In a typical telephone system, a subscriber's telephone is connected to a central office switching system by a subscriber loop consisting of two metallic conductors (referred to as "tip" and "ring" respectively). The subscriber loops are organized into cables which are routed to the premises of subscribers and potential subscribers. The subscriber loops terminate on a main distribution frame that services the particular region.
The subscriber loops are connected to terminals on one side of the main distribution frame, and the input lines to the central office switching system are connected to terminals on the other side. The main distribution frame makes the assignments between input lines to the central office switching system and the subscriber loops. In order to connect a new telephone subscriber onto the telephone company's central office switching system, a connection must be made from an input line of the central office switch to the desired subscriber loop. This connection will be referred to as a "call path." Presently, most of the call path connections are made manually. It would be more efficient and less costly to make the connections automatically from a remote location. Some main distribution frames can do this by utilizing switch matrices. A typical switch matrix contains hundreds of relay modules which are themselves smaller switch matrices. Each relay module contains many independently operable crosspoint switches.
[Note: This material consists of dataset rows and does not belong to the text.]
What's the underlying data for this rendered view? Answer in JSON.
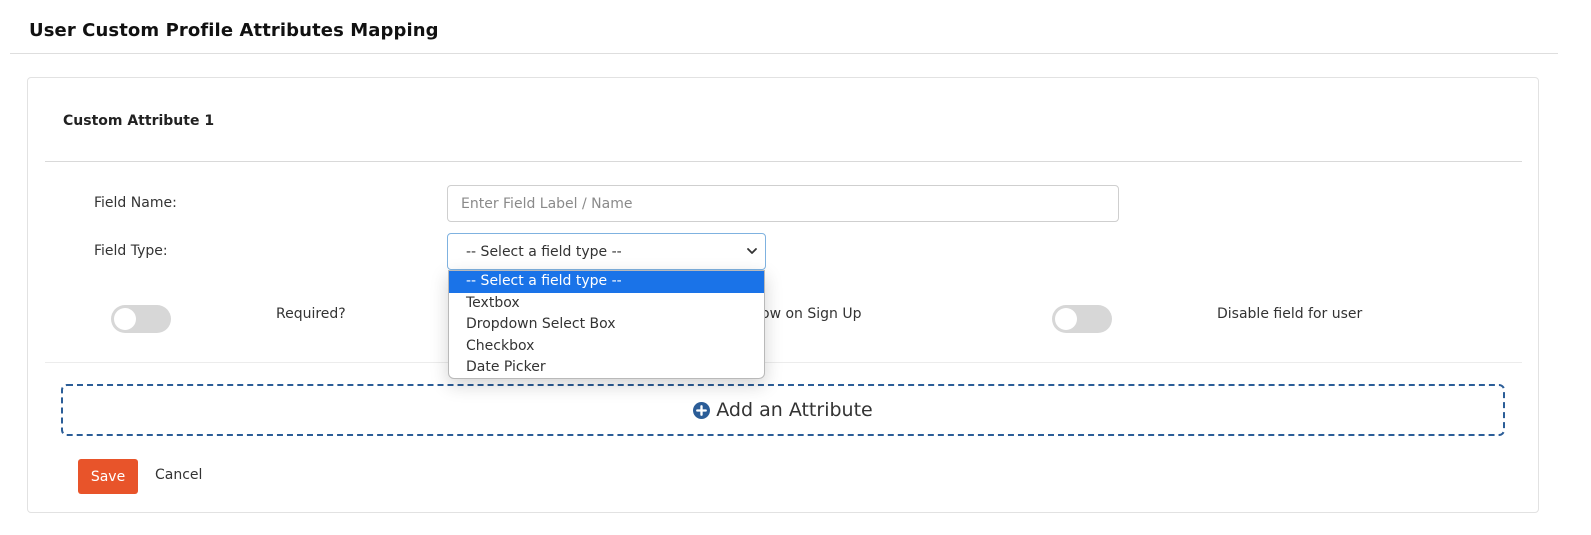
{
  "page": {
    "title": "User Custom Profile Attributes Mapping"
  },
  "attribute": {
    "heading": "Custom Attribute 1",
    "field_name": {
      "label": "Field Name:",
      "placeholder": "Enter Field Label / Name",
      "value": ""
    },
    "field_type": {
      "label": "Field Type:",
      "selected": "-- Select a field type --",
      "options": [
        "-- Select a field type --",
        "Textbox",
        "Dropdown Select Box",
        "Checkbox",
        "Date Picker"
      ]
    },
    "toggles": {
      "required": {
        "label": "Required?",
        "on": false
      },
      "show_on_signup": {
        "label": "ow on Sign Up",
        "on": false
      },
      "disable_for_user": {
        "label": "Disable field for user",
        "on": false
      }
    }
  },
  "actions": {
    "add_attribute": "Add an Attribute",
    "save": "Save",
    "cancel": "Cancel"
  },
  "colors": {
    "accent": "#e8542a",
    "selected_option": "#1a73e8",
    "dashed_border": "#2b5d97"
  }
}
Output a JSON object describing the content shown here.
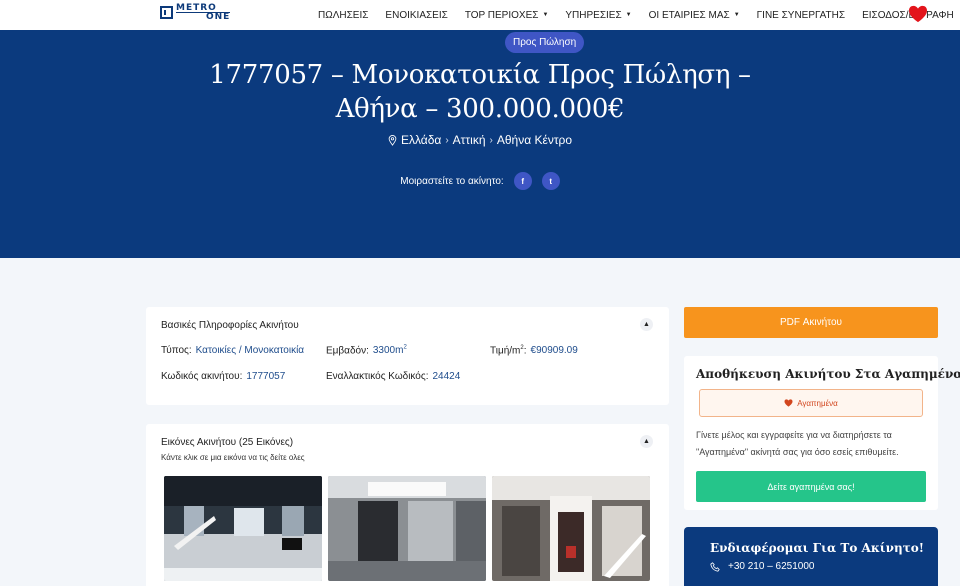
{
  "nav": {
    "logo_top": "METRO",
    "logo_bottom": "ONE",
    "items": [
      {
        "label": "ΠΩΛΗΣΕΙΣ",
        "caret": false
      },
      {
        "label": "ΕΝΟΙΚΙΑΣΕΙΣ",
        "caret": false
      },
      {
        "label": "TOP ΠΕΡΙΟΧΕΣ",
        "caret": true
      },
      {
        "label": "ΥΠΗΡΕΣΙΕΣ",
        "caret": true
      },
      {
        "label": "ΟΙ ΕΤΑΙΡΙΕΣ ΜΑΣ",
        "caret": true
      },
      {
        "label": "ΓΙΝΕ ΣΥΝΕΡΓΑΤΗΣ",
        "caret": false
      },
      {
        "label": "ΕΙΣΟΔΟΣ/ΕΓΓΡΑΦΗ",
        "caret": false
      }
    ],
    "favorites_icon": "heart-icon",
    "heart_color": "#e3141b"
  },
  "hero": {
    "badge": "Προς Πώληση",
    "title": "1777057 – Μονοκατοικία Προς Πώληση – Αθήνα – 300.000.000€",
    "location": {
      "country": "Ελλάδα",
      "region": "Αττική",
      "area": "Αθήνα Κέντρο"
    },
    "share_label": "Μοιραστείτε το ακίνητο:",
    "share_buttons": [
      {
        "icon": "facebook-icon",
        "glyph": "f"
      },
      {
        "icon": "twitter-icon",
        "glyph": "t"
      }
    ],
    "bg_color": "#0b3a7e"
  },
  "basic_info": {
    "title": "Βασικές Πληροφορίες Ακινήτου",
    "type_label": "Τύπος:",
    "type_value": "Κατοικίες / Μονοκατοικία",
    "area_label": "Εμβαδόν:",
    "area_value": "3300m",
    "area_unit_sup": "2",
    "price_sqm_label": "Τιμή/m",
    "price_sqm_sup": "2",
    "price_sqm_colon": ":",
    "price_sqm_value": "€90909.09",
    "code_label": "Κωδικός ακινήτου:",
    "code_value": "1777057",
    "alt_code_label": "Εναλλακτικός Κωδικός:",
    "alt_code_value": "24424"
  },
  "images": {
    "title": "Εικόνες Ακινήτου (25 Εικόνες)",
    "subtitle": "Κάντε κλικ σε μια εικόνα να τις δείτε ολες"
  },
  "sidebar": {
    "pdf_button": "PDF Ακινήτου",
    "pdf_color": "#f7941d",
    "fav_title": "Αποθήκευση Ακινήτου Στα Αγαπημένα",
    "fav_button": "Αγαπημένα",
    "fav_text": "Γίνετε μέλος και εγγραφείτε για να διατηρήσετε τα \"Αγαπημένα\" ακίνητά σας για όσο εσείς επιθυμείτε.",
    "fav_cta": "Δείτε αγαπημένα σας!",
    "cta_color": "#25c58a",
    "interest_title": "Ενδιαφέρομαι Για Το Ακίνητο!",
    "phone": "+30 210 – 6251000"
  }
}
Each crosspoint has a double-pole, single-throw switch which connects both the tip and ring conductors.
The crosspoint switches in the switch matrix allow pairs of signal lines to be connected. The operations of the switch matrix must be organized so that when the crosspoint switches make the connections to form the call path, other lines in the switch matrix are not affected. Each line into the switch matrix must be capable of being connected to any of the lines out of the switch matrix (provided the line in question is not already connected to another input line). In general, a switch matrix is capable of connecting any of N input lines to any of M output lines without disturbing existing connections. A relay module with n input lines and m output lines has nxm crosspoints.
A call path from an input line to a subscriber loop may take many different paths through the switch matrix. Each call path involves a number of relay modules and crosspoint switches within the relay modules. If a crosspoint connection fails, by the crosspoint switch not closing or opening when desired, the call path will not be operable. A crosspoint switch may fail by being stuck open, stuck closed, or having the tip or ring contact alone being stuck open or closed. A typical failure is such that one contact is defective and the other operational; this is called a "half-crosspoint."
A problem in utilizing switch matrices in telecommunications applications is to find a defective crosspoint switch without disturbing other existing connections. The bad switch must be identified among many good switches and, because of the many possible paths through the switch matrix which a call path may take, the defective crosspoint switch must also be locatable independent of the length of the call path.
The detection, identification, and location of defective crosspoint switches should be done without significantly increasing the complexity of an already complex system. That is, the addition of more wires, instruments, and components for defect detection would complicate the existing system and add greatly to costs.
Further, efficient telephone operation requires that accurate detection and identification of the defective crosspoint be made from a remote location and be capable of automation, for instance, by computer control.
Since the crosspoint switches in the call paths may be rather close together in the sense that the impedance of the electrical conductors connecting these switches is small compared to the impedance of the total path through the cross-connect switch, the crosspoint detection and identification system must be capable of resolution sufficient to distinguish a defective crosspoint switch that is very close to a good crosspoint switch.
If a connection is made from the switch matrix to transmission long lines from outlying regions, there are effects from the long lines which may complicate the interpretation of signals indicating a defective crosspoint switch. An effective detection and identification system must address this problem.
The detection of faults in transmission cables has been done in the telecommunications industry by timing reflections of transmitted pulses by the fault back to the pulse source. This approach is most suitable for relatively uniform conductors which are hundreds to thousands of feet long. The timed reflection method is not suitable for switch matrix defect detection and identification because the reflections may occur because of any change in impedance along the conductor path, for instance, connectors, terminal blocks, and so on, which are not defects. Further, the accuracy and resolution of this method are not adequate for the relatively short paths found in switch matrices.
Broadly, it is an object of the present invention to increase telephone service efficiency by providing a method for detecting, identifying, and locating defective crosspoint switches in switch matrices.
It is a further object of the present invention to provide detector, implementing circuit, and procedure means for detecting, identifying, and locating defective crosspoint switches in switch matrices.
It is yet a further object of the present invention to provide a method and means for detecting, identifying, and locating defective crosspoint switches in a switch matrix without the need to modify existing switch matrices.
It is still a further object of the present invention to provide a crosspoint defect detection method and means which is adaptable to remote and automatic control.
It is another object of the present invention to provide a crosspoint defect detection method and means which is capable of defect resolution such that defective crosspoints which are relatively close to operable crosspoints are detectable and identifiable.
It is yet another object of the present invention to provide a crosspoint defect detection method and means which is capable of detecting, identifying, and locating defective crosspoints when a connection is made to a long-line conductor.
These and other objects of the present invention will become apparent to those skilled in the art from the following detailed description of the invention and the accompanying drawings.